The reverence for purportedly unaltered “nature” completely ignores the vicious, cruel, appallingly wasteful (not even to mention suboptimal) conditions of any environment untouched by human influence. After all, 99.9% of all species that ever existed are extinct – the vast majority from causes that arose long before human beings evolved. The plants and animals that primitive hunter-gatherers consumed did not evolve with the intention of providing optimal nutrition for man; they simply happened to be around, attainable for humans, and nutritious enough that humans did not die right away after consuming them – and some humans (the ones that were not poisoned, or killed hunting, or murdered by their fellow men) managed to survive to reproductive age by eating these “natural” foods. Just because the primitive “paleo” diet of our ancestors enabled them to survive long enough to trigger the chain of events that led to us, does not render their lives, or their diets, ideal for emulation in every aspect. We can do better. We must do better – if protection of large numbers of human beings from famine, drought, pests, and prohibitive costs of food is to be considered a moral priority in the least. By depriving human beings of the increased abundance, resilience, and nutritional content that only the genetic modification of foods can provide, anti-GMO campaigners would sentence millions – perhaps billions – of humans to the miserable subsistence conditions and tragically early deaths of their primeval forebears, of whom the Earth could support only a few million without human agricultural interventions.
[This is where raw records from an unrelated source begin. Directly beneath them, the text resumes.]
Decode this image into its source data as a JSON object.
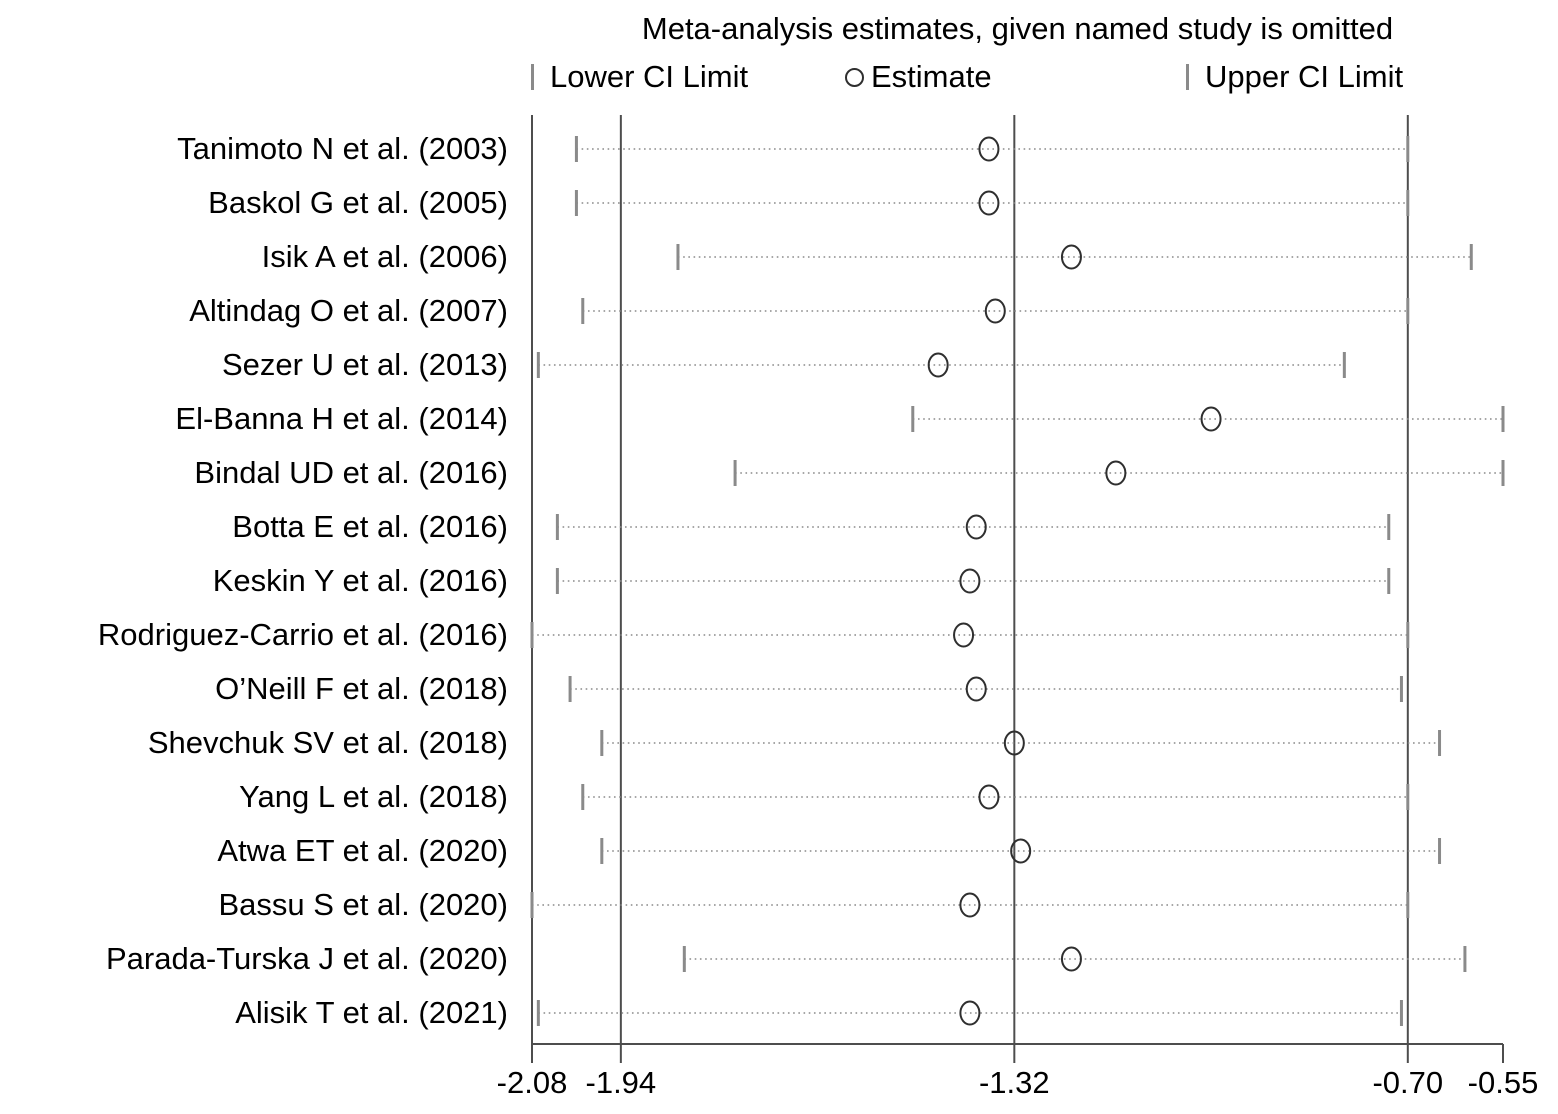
{
  "title": "Meta-analysis estimates, given named study is omitted",
  "legend": {
    "items": [
      {
        "marker": "bar-icon",
        "label": "Lower CI Limit"
      },
      {
        "marker": "circle-icon",
        "label": "Estimate"
      },
      {
        "marker": "bar-icon",
        "label": "Upper CI Limit"
      }
    ]
  },
  "colors": {
    "text": "#000000",
    "axis_line": "#4d4d4d",
    "reference_line": "#4d4d4d",
    "dotted_line": "#8a8a8a",
    "ci_tick": "#8a8a8a",
    "estimate_stroke": "#2f2f2f"
  },
  "chart_data": {
    "type": "scatter",
    "subtype": "leave-one-out-forest-plot",
    "title": "Meta-analysis estimates, given named study is omitted",
    "legend_position": "top",
    "grid": false,
    "xlim": [
      -2.08,
      -0.55
    ],
    "x_ticks": [
      {
        "value": -2.08,
        "label": "-2.08"
      },
      {
        "value": -1.94,
        "label": "-1.94"
      },
      {
        "value": -1.32,
        "label": "-1.32"
      },
      {
        "value": -0.7,
        "label": "-0.70"
      },
      {
        "value": -0.55,
        "label": "-0.55"
      }
    ],
    "reference_lines": [
      -1.94,
      -1.32,
      -0.7
    ],
    "y_axis_at": -2.08,
    "categories": [
      "Tanimoto N et al. (2003)",
      "Baskol G et al. (2005)",
      "Isik A et al. (2006)",
      "Altindag O et al. (2007)",
      "Sezer U et al. (2013)",
      "El-Banna H et al. (2014)",
      "Bindal UD et al. (2016)",
      "Botta E et al. (2016)",
      "Keskin Y et al. (2016)",
      "Rodriguez-Carrio et al. (2016)",
      "O’Neill F et al. (2018)",
      "Shevchuk SV et al. (2018)",
      "Yang L et al. (2018)",
      "Atwa ET et al. (2020)",
      "Bassu S et al. (2020)",
      "Parada-Turska J et al. (2020)",
      "Alisik T et al. (2021)"
    ],
    "series": [
      {
        "name": "Lower CI Limit",
        "values": [
          -2.01,
          -2.01,
          -1.85,
          -2.0,
          -2.07,
          -1.48,
          -1.76,
          -2.04,
          -2.04,
          -2.08,
          -2.02,
          -1.97,
          -2.0,
          -1.97,
          -2.08,
          -1.84,
          -2.07
        ]
      },
      {
        "name": "Estimate",
        "values": [
          -1.36,
          -1.36,
          -1.23,
          -1.35,
          -1.44,
          -1.01,
          -1.16,
          -1.38,
          -1.39,
          -1.4,
          -1.38,
          -1.32,
          -1.36,
          -1.31,
          -1.39,
          -1.23,
          -1.39
        ]
      },
      {
        "name": "Upper CI Limit",
        "values": [
          -0.7,
          -0.7,
          -0.6,
          -0.7,
          -0.8,
          -0.55,
          -0.55,
          -0.73,
          -0.73,
          -0.7,
          -0.71,
          -0.65,
          -0.7,
          -0.65,
          -0.7,
          -0.61,
          -0.71
        ]
      }
    ]
  }
}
We do not need to like Monsanto in order to embrace the life-saving, life-enhancing potential of GMOs. We need to consider the technology involved in GMOs on its own terms, imagining how we would view it if it could be delivered by economic arrangements we would prefer. As a libertarian individualist, I advocate for a world in which GMOs could be produced by thousands of competing firms, each fairly trying to win the business of consumers through the creation of superior products which add value to people’s lives. If you are justifiably concerned about the practices of Monsanto, consider working toward a world like that, instead of a world where the promise of GMOs is denied to the billions who currently owe their very existences to human technology and ingenuity.